Charlotte Le Bon’s feature-length debut, Falcon Lake (2022), delights in a playful self-awareness of coming-of-age tropes in an ethereal drama based on Bastien Vivès’ seemingly autobiographical 2017 graphic novel, Une sœur. In layering familiar narrative dimensions with a wandering sense of supernatural fantasy, Le Bon sets up two families converging at a lakeside cabin in Gore, Québec. Naturalistic dialogue, at once innocently flirtatious and carnal, reveals soon-to-be 14-year-old Bastien (Joseph Engel) crushing on his mother’s friend’s daughter Chloé (Sara Montpetit), not quite three years his senior.

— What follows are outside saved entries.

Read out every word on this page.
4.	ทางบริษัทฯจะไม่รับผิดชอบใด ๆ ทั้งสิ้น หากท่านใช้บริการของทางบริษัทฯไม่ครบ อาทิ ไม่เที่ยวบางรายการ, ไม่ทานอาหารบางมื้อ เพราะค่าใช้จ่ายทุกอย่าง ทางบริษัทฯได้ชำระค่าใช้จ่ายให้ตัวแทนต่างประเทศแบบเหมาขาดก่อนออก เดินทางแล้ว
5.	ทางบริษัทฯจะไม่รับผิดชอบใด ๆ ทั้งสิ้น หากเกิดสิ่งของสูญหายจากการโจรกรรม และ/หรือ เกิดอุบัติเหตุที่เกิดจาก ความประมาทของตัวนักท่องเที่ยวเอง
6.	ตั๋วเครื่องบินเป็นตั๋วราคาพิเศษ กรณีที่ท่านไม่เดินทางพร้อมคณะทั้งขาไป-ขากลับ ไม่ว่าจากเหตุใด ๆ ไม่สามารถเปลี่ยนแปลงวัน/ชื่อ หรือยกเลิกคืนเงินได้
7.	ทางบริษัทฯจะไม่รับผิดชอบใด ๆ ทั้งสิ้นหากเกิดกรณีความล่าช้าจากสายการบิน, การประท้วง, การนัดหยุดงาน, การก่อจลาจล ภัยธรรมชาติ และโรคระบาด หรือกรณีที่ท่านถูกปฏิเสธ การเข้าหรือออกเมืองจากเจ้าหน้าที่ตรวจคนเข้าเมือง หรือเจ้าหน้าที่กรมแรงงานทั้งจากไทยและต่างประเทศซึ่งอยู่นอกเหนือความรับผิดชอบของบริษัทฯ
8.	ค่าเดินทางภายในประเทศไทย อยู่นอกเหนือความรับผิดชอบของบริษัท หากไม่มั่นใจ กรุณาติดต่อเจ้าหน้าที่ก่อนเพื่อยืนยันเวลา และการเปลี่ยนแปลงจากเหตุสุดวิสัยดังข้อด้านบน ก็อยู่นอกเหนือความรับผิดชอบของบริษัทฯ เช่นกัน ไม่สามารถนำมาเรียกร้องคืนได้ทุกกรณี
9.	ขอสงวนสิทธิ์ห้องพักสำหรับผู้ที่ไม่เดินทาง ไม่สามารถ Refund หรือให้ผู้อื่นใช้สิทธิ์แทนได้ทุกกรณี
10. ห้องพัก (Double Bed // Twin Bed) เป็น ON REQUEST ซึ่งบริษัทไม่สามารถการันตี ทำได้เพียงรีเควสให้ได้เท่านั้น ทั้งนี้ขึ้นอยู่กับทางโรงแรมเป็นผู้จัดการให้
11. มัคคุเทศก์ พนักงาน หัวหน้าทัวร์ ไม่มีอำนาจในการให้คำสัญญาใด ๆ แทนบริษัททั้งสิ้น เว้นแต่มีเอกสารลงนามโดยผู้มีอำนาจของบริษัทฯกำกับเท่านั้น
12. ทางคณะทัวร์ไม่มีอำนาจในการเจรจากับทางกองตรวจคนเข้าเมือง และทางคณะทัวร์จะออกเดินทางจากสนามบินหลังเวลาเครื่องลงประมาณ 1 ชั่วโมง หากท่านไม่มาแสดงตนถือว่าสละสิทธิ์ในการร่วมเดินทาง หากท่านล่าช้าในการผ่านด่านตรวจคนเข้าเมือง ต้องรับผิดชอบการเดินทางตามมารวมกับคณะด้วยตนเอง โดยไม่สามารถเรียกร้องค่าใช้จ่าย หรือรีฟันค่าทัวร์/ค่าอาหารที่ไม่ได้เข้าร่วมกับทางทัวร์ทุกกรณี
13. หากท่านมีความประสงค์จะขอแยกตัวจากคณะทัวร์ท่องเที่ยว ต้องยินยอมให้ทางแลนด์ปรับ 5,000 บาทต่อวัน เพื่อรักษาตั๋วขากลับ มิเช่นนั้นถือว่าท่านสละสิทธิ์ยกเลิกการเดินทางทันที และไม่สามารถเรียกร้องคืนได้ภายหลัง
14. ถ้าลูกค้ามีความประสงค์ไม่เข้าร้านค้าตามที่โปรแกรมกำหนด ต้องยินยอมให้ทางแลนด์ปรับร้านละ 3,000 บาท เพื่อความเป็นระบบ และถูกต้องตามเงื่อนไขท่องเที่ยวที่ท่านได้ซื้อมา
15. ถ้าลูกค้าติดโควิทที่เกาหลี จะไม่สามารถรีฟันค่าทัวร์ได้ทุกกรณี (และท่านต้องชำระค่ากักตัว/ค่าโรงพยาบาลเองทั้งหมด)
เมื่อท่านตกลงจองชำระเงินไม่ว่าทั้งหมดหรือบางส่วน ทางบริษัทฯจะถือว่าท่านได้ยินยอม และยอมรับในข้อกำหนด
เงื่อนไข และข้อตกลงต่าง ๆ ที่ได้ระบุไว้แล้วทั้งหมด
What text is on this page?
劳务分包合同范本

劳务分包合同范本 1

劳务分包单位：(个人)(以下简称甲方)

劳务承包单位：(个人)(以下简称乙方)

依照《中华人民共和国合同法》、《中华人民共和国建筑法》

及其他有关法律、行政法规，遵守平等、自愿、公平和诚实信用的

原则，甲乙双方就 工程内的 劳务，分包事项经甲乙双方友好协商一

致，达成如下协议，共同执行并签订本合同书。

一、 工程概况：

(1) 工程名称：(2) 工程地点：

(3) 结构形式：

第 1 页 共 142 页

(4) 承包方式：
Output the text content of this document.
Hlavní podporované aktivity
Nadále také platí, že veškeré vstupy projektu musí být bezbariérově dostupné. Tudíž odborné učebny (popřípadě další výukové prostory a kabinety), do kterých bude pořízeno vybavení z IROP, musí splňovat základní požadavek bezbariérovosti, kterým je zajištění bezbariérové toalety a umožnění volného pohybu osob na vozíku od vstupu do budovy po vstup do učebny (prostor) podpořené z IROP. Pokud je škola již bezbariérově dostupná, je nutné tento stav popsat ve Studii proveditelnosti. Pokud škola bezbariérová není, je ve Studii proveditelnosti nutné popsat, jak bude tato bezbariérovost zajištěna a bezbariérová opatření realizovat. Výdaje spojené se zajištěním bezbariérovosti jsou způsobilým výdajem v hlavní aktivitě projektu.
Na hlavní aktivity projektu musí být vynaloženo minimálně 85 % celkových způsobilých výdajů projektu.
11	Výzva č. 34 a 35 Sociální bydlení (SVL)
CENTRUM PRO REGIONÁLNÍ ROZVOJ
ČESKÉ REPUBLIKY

The premise and approach to the material somewhat echoes the menace and teasing tenderness of Eliza Hittman’s It Felt Like Love (2013), with the same warm, analogue color depth of Alice Rohrwacher’s films (2018’s Happy As Lazzaro or 2014’s The Wonders, both shot by Hélène Louvart). Falcon Lake always seems to be caught in the soft summer light of either dawn or dusk, or both—perhaps a projection of the haze of Bastien’s yearnful memory. In these sweltering months of the year, it’s as if the daylight and his fraught infatuation never fully wane; they’ve just momentarily submerged or suspended in the rippling water where he and Chloé tend to drift in their enchantment.
Hailing from an acting background herself, Le Bon pays ample attention to the bodies, language, and body language of both Engel and Montpetit. Whether it’s a strikingly funny moment that involves masturbation, a half-drunken jealous stare across a bonfire and a sea of dancing bodies, or an affectionate nestling of a check into another’s back, scenes flourish in the exceptional care imparted to characters’ emotional logic. In these slices of life, mechanics of a resolute story are tethered to recurring murmurs of tragic folk legend. Rearing their head in interstitial framings of a figure in a white sheet standing among the waterlogged landscape, these hauntological touches evoke David Lowery’s A Ghost Story (2017).
Ultimately, Falcon Lake emerges as an inviting, subtly original union of modes and genres, which is forged almost solely in the wistful relationship between two teenagers’ alternating social dilemmas and sweetly intimate confessions. An artfully fitting summer-season opener for UW Cinematheque on Wednesday evening, June 28.